Le filou, qui préfère la prime de la restitution à la chance de mal vendre ou d’être trahi, est d’accord avec les directeurs de ces offices, qui se contentent de prélever sur les primes 15, 20 ou 25 pour cent, selon l’importance de cette prime et celle du larcin, plus, une petite commission de la part du volé.

Aussi, ces établissements, en dépit ou plutôt en raison même de l’immoralité de leurs agissements, font-ils presque tous de très bonnes affaires.

MM. Robertson brothers and C° gagnaient donc beaucoup d’argent, mais ils avaient moins mauvaise réputation que leurs confrères.

Ils passaient même pour d’honnêtes gens et cela s’explique, car tout New-York connaissait les causes de la création de leur agence, création qui, à l’époque où se passent les événements dont il s’agit ici, ne remontait qu’à trois ou quatre années.

On savait que M. Robertson aîné n’avait fondé son établissement que par dépit politique et haine contre M. Kelly, le chef de la police métropolitaine. Candidat aux élections en même temps que Kelly, Edward Robertson avait été battu par son rival, après une lutte acharnée et un échange tout américain des invectives les plus grossières. Robertson reprochait à Kelly d’être un ignorant, un brutal et un ivrogne ; Kelly accusait son compétiteur d’être un ambitieux, un esclavagiste et un débauché.
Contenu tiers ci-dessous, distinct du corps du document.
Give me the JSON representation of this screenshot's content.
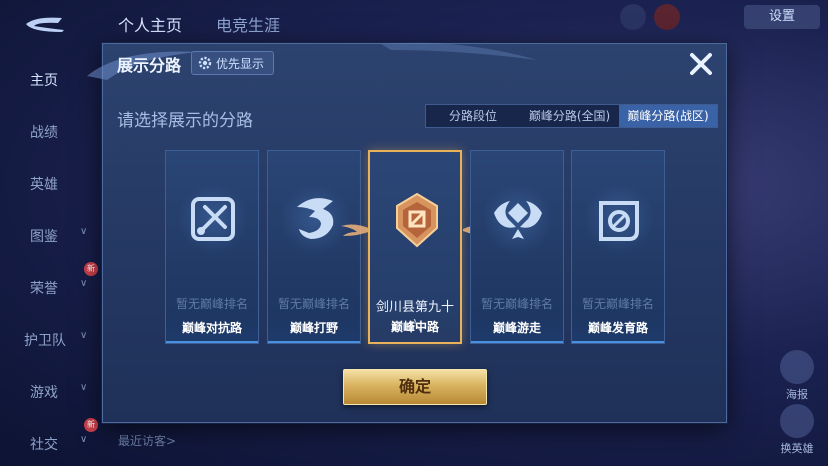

Les électeurs yankees préféraient sans doute les défauts de Kelly à ceux de Robertson, puisqu’ils nommèrent Kelly ; mais lorsque Robertson apprit que son ennemi était appelé aux importantes fonctions de chef de la police, il jugea que le moment était venu de se venger. Quittant alors l’industrie, il organisa son agence de police occulte, afin de lutter d’adresse avec la police officielle de son ancien adversaire.

Il comptait bien que les occasions ne lui manqueraient pas pour démontrer la supériorité de son intelligence sur celle de son vainqueur aux élections, et il espérait que ses victoires lui permettraient un jour de prendre sa revanche dans une nouvelle lutte politique.
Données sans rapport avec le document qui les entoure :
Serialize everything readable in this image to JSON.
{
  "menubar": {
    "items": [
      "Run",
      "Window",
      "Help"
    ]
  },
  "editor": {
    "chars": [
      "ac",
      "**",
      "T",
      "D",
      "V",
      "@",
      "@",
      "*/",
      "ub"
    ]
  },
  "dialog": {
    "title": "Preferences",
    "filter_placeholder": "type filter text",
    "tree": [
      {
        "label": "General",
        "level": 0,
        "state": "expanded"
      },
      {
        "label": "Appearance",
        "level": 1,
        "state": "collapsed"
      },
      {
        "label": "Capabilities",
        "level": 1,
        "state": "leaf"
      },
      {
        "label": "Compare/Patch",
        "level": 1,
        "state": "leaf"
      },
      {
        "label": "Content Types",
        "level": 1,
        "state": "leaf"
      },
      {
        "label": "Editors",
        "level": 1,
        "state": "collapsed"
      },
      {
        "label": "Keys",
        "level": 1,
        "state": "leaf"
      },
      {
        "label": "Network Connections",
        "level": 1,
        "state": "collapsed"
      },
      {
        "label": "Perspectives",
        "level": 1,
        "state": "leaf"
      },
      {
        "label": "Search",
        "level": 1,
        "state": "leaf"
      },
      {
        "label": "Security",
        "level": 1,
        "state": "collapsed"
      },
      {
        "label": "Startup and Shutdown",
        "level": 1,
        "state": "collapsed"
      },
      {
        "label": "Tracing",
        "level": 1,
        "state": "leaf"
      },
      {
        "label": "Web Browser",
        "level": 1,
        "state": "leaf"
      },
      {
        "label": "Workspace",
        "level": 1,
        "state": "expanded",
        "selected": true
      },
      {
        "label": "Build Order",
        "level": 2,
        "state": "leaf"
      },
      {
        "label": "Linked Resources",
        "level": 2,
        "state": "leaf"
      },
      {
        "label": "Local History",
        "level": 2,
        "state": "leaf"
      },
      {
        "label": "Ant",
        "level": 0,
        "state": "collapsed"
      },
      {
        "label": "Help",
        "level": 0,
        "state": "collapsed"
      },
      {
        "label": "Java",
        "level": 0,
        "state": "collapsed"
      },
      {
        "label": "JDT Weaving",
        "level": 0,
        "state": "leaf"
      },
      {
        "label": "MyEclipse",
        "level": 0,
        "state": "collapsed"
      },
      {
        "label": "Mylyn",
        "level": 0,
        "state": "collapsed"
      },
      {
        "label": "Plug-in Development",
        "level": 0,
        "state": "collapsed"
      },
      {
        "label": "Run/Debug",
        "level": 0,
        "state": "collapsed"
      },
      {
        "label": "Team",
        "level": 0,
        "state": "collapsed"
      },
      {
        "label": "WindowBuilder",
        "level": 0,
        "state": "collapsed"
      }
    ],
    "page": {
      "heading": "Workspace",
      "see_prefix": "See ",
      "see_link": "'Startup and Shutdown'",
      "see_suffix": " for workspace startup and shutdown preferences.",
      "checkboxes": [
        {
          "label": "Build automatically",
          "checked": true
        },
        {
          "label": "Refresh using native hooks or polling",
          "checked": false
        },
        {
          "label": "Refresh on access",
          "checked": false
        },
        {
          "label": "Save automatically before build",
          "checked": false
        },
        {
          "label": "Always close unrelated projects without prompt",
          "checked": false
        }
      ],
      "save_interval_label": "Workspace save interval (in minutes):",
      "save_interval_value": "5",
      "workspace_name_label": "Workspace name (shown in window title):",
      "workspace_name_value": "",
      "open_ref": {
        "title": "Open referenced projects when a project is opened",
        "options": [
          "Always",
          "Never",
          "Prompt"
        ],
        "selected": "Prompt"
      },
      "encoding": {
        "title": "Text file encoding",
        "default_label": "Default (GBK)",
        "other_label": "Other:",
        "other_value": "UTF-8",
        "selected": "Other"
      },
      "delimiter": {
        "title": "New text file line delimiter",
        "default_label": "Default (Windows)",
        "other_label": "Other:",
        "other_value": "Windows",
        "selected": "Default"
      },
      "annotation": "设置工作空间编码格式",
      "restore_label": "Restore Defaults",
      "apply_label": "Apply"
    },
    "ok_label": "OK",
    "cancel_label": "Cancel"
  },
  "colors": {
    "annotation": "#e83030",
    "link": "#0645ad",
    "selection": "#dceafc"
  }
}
Déjà plusieurs fois, en effet, là où le gros Kelly avait échoué malgré l’aide de tous ses policemen et de tous ses détectives, MM. Robertson avaient réussi ; et on comprend aisément si Robertson aîné s’était enorgueilli de ses victoires et s’il les avait fait sonner bien haut dans l’intérêt de la réputation de sa maison.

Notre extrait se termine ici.